LANSING, Mich. (WLNS) – While several gun control bills have moved through the legislature since the mass shooting that killed three MSU students, advocates are pressing lawmakers to pass them.
Students that 6 News reporter Josh Sanchez spoke with at the Capitol said Thursday’s gathering was a chance to keep the memory of the victims in the public mind and to build the momentum of calls for new laws.
The rally also brought together survivors of the shooting, including Troy Forbush, an Okemos native and MSU student who was injured in the tragedy.
“This is more than being in the wrong place and the wrong time. This can happen anywhere at any time in this country. It has to end,” said Forbush.
“I fell to the ground from my seat and tried to act as if I were already dead. As he panned the room with his handgun, I pled for my life and screamed “Please don’t shoot me”. At that moment, I was only thinking about keeping my eyes open for as long as possible and fighting for my life so I can tell the person that I care for most in life that I loved her, that I was shot, and there was a shooter. My mom rushed to the scene and she was nothing short of a superhero,” they said.
Forbush remembers another student using his shirt to apply pressure to the wound, and talking with them until help arrived.
“He asked me my name to keep me alert and stayed near, asking if anyone had a belt to spare. I will never forget him grabbing my hands, the paramedics grabbing my feet and the pain of being dragged to a side aisle for easier means of care, they are live savers and I am forever grateful,” said Forbush.

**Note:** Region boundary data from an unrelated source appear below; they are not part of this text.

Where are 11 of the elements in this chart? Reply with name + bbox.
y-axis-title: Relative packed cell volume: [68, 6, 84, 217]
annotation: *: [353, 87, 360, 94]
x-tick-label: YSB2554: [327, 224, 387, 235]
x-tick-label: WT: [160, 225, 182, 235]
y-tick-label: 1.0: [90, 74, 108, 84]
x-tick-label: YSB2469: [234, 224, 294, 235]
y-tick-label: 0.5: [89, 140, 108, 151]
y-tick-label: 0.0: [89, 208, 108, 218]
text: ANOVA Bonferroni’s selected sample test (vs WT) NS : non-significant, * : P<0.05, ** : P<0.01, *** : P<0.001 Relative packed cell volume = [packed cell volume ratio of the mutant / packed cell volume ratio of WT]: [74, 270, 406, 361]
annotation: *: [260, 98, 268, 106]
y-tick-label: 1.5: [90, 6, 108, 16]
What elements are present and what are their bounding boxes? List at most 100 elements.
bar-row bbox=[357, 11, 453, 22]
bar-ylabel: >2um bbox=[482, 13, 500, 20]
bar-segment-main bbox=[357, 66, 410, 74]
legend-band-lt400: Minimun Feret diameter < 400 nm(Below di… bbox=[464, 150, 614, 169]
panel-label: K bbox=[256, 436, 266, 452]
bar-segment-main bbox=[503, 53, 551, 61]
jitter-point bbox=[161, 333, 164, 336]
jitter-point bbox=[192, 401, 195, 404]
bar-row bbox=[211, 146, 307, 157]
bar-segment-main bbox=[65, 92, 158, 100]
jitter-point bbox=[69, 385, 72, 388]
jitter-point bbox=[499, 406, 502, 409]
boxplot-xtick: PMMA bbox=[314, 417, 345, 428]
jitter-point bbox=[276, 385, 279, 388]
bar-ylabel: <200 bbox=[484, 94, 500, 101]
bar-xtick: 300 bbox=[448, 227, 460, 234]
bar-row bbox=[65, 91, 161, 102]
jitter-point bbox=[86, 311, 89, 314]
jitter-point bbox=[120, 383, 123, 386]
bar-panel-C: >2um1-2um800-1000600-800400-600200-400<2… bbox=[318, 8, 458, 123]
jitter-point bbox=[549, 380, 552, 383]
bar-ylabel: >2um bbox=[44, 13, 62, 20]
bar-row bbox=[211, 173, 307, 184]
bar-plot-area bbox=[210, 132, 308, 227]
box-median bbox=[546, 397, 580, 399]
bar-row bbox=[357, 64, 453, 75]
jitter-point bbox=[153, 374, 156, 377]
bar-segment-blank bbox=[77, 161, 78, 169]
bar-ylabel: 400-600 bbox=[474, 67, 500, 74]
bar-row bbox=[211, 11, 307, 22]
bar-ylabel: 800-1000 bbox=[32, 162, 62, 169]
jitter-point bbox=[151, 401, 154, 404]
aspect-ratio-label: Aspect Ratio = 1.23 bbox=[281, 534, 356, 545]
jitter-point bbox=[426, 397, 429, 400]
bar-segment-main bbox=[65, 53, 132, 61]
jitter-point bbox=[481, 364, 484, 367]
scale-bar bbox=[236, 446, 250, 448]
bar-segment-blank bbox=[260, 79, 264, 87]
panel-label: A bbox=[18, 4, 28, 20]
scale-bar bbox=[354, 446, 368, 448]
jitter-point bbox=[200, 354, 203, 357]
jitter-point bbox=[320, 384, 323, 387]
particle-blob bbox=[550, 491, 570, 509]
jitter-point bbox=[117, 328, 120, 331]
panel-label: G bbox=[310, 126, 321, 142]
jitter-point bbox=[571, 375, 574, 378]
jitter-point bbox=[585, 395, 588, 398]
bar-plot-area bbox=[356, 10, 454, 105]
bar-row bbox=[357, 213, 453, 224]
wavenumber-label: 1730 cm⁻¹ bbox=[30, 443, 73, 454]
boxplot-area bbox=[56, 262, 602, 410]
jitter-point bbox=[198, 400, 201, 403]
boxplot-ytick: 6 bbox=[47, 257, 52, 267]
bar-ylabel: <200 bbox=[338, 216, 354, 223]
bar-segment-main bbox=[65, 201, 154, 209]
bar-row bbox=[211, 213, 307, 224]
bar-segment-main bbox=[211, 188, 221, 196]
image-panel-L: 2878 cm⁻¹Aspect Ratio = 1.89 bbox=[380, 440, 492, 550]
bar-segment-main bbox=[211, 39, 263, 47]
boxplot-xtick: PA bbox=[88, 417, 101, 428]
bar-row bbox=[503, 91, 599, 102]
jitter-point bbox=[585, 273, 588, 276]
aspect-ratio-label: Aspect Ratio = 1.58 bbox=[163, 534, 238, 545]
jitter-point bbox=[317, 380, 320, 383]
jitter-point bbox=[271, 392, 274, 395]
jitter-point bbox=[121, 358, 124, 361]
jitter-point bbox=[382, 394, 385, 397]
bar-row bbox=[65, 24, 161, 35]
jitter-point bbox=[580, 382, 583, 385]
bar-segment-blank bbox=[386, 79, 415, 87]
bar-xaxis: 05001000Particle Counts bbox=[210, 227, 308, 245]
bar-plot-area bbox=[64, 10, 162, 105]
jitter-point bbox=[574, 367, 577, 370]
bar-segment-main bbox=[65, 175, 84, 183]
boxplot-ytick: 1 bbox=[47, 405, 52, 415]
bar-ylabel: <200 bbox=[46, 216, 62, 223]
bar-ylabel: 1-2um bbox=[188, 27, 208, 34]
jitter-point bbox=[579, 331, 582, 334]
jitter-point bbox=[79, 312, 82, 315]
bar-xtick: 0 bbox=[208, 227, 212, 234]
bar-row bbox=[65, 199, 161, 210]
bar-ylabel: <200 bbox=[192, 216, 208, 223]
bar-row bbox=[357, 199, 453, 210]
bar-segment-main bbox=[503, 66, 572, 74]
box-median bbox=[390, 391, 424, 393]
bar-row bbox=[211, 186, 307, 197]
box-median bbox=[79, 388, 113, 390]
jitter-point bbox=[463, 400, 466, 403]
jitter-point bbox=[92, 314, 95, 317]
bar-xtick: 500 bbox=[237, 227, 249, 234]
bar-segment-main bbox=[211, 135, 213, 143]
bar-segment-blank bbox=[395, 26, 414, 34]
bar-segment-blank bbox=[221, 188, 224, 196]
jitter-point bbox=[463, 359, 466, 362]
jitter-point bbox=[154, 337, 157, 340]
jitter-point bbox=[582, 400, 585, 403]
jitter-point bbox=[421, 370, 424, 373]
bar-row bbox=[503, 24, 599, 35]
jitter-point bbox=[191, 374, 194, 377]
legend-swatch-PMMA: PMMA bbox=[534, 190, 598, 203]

Forbush said while his family has been by his side since the event, he can’t help but think back to that night.
The university has stepped-up security measures on campus, including more locks on classroom doors.
But Forbush said those changes came too late to help them and every student shot that night.
For other students, they said the rally is giving them a chance to support each other during the ongoing healing.
Another rally was held by gun right advocates. They said they wanted to make sure their opposition to the bill packages was heard.